A ce moment-là, vous êtes engagée dans le mouvement altermondialiste. Pourquoi ?

Je n’ai jamais été une militante altermondialiste. En 2003, il y avait un contre-sommet qui s’organisait contre le G8, j’ai voulu y participer. Les syndicats étudiants nous ont expliqué que les huit chefs d’États des plus grandes puissances mondiales allaient se retrouver à Évian, pour décider du sort de la planète. Pour moi et comme ce fut le cas en 2001, il y avait un vrai problème de démocratie. C’est pourquoi je me suis engagée. J’étais très active au sein du collectif chargé de l’organisation du contre-sommet. En même temps, je militais à Alternative libertaire que j’ai fini d’ailleurs par quitter après le contre-sommet à Annemasse. À ce moment-là, je me dis que jamais plus, je ne militerai au sein d’une organisation politique. J’avais l’impression d’avoir été bien plus efficace au sein du collectif que nous avions monté avec des gens d’un peu partout, qu’au sein d’un parti. Ce que je ne supportais pas, c’était les injonctions à la loyauté. Je devais être loyale envers des gens que je ne connaissais même pas sous prétexte que nous appartenions à la même organisation politique. À Annemasse, je voyais les gens du collectif qui s’amusaient beaucoup alors que j’étais contrainte de manifester derrière la banderole d’Alternative libertaire. Quand je les ai vu faire la manifestation en sens inverse, je les ai rejoints. C’était chouette ! Ils militaient et en plus ils s’amusaient. Ce n’était pas le cas à Alternative libertaire. Je ne comprenais pas non plus pourquoi nous perdions des heures précieuses à discuter de l’orientation idéologique du prochain congrès, plutôt que de militer, que d’être sur le terrain. Je trouvais ces discussions contre-productives et inefficaces. Le militantisme, la politique, ce n’est pas un club de réflexion. Ce qui m’importe, c’est de partir du réel pour essayer de l’améliorer, de le changer. Je suis concrète aussi parce que je trouve que c’est un mode d’action efficace. Je ne suis pas opposée, par principe, à l’idée de discipline, à la nécessité de respecter l’orientation politique du parti dans lequel je milite.

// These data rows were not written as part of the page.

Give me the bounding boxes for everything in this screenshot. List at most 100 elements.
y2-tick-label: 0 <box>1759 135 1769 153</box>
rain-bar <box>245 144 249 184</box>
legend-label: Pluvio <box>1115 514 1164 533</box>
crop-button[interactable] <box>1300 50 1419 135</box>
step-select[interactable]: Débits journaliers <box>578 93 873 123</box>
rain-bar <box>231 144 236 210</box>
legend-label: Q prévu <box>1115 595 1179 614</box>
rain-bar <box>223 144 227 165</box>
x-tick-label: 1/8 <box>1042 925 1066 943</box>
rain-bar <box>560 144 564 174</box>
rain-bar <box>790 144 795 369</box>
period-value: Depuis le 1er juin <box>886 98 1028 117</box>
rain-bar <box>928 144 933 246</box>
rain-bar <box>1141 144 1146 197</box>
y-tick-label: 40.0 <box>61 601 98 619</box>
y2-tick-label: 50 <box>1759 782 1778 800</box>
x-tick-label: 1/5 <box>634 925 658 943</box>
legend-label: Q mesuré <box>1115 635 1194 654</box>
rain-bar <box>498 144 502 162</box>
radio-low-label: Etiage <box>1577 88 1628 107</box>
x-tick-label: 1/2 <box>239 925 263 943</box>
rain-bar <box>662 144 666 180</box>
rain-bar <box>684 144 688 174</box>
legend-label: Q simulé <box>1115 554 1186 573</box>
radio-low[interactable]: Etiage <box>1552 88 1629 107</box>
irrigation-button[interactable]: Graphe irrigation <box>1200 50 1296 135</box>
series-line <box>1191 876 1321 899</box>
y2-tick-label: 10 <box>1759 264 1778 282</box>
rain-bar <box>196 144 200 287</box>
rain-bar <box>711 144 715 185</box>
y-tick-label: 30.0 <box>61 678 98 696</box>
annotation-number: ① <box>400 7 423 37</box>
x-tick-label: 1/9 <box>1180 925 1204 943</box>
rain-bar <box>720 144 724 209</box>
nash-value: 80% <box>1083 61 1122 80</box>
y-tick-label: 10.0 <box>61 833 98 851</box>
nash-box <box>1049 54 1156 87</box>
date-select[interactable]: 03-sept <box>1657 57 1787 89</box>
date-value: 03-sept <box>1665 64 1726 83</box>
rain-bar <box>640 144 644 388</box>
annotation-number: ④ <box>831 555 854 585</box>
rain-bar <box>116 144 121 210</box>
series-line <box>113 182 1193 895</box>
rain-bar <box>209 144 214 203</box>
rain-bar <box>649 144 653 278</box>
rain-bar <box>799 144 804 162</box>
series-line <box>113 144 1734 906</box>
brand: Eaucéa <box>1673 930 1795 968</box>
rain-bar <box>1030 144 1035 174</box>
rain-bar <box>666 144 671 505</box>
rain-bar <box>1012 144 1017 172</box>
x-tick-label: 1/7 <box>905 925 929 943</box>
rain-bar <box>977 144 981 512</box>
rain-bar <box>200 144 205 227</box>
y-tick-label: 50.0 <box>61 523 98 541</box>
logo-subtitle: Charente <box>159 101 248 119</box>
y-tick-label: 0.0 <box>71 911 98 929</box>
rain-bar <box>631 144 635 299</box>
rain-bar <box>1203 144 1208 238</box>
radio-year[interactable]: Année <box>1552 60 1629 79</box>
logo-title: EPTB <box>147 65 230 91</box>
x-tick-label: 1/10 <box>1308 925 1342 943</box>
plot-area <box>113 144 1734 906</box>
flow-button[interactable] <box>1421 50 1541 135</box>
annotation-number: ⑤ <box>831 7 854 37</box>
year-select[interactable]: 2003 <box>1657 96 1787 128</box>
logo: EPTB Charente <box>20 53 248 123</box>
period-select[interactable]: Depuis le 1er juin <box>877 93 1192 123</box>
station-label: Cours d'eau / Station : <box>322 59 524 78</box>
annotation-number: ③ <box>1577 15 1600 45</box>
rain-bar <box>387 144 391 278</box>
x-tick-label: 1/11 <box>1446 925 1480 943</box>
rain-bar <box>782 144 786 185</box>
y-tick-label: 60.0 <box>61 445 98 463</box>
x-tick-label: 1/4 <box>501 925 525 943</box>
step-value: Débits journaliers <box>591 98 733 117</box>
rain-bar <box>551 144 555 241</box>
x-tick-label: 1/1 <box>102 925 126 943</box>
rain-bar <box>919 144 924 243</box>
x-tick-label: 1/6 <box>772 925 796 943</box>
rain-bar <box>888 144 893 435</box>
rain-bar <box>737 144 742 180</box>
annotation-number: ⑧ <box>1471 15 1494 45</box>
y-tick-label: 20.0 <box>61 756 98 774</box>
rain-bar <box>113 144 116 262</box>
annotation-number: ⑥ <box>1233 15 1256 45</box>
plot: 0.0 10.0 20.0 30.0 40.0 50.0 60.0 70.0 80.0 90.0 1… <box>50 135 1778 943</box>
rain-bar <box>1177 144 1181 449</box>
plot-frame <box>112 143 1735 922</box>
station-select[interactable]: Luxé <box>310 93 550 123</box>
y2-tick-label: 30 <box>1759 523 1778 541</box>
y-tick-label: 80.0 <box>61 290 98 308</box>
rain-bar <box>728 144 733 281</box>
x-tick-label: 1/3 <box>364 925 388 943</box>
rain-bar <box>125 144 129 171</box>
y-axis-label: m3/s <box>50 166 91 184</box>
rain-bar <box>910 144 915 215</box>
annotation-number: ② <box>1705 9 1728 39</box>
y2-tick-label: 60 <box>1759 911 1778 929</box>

Ce que je veux dire, c’est que même s’il est vrai que d’une certaine manière, le devoir, la discipline, la loyauté m’exaspèrent, c’est parce qu’ils constituent un frein à l’action collective, à l’intelligence collective. C’est du moins ce que j’ai appris en militant à Alternative libertaire.

Pourquoi les notions de devoir, de discipline, de loyauté vous exaspèrent-elles ?

Personne ne me force à m’engager. Je ne m’inscris pas dans une logique sacrificielle. Si je le fais, c’est parce que je suis convaincue. Je n’ai pas besoin que l’on me rappelle à l’ordre, que l’on m’explique ce qu’est la loyauté, le sens du devoir. J’aime m’engager comme d’autres aiment faire de la photo ou du tricot. Toutes mes expériences militantes reposent sur le plaisir. Sans cela, je n’ai pas envie de m’engager. Pour moi, la loyauté, la discipline se rapprochent plus de l’état d’esprit militaire que de l’engagement militant. À mon point de vue, le devoir, la discipline sont à l’opposé de l’engagement qui est un acte délibérément réfléchi. J’agis toujours de la même façon. Dès que je sens que j’agis plus par loyauté que par conviction, que je ne ressens plus de plaisir en militant, je m’arrête. Je m’en vais. Les moments de forts engagements coïncident toujours avec mes plus belles expériences militantes. Ce n’est pas un hasard ! Dans ce cas, je suis loyale de fait. Je ne me pose même pas la question. Je n’ai pas besoin que l’on érige la loyauté en valeur absolue, pour l’être. J’agis parce que je suis convaincue de l’utilité de mon engagement. Pour moi, l’injonction à la loyauté est inconcevable. Lors du contre-sommet au G8, à Annemasse, en 2003, certains de mes camarades m’expliquaient que je devais manifester avec eux, derrière la banderole de mon parti, parce que j’appartenais à la même organisation politique. Sans même réfléchir, je m’en vais. Je refuse et ce refus est naturel. Je n’ai pas besoin, ni envie que l’on m’explique ce que je dois faire ou ce que je dois penser. Le devoir d’obéissance, la discipline, sont très éloignés de mes valeurs politiques … !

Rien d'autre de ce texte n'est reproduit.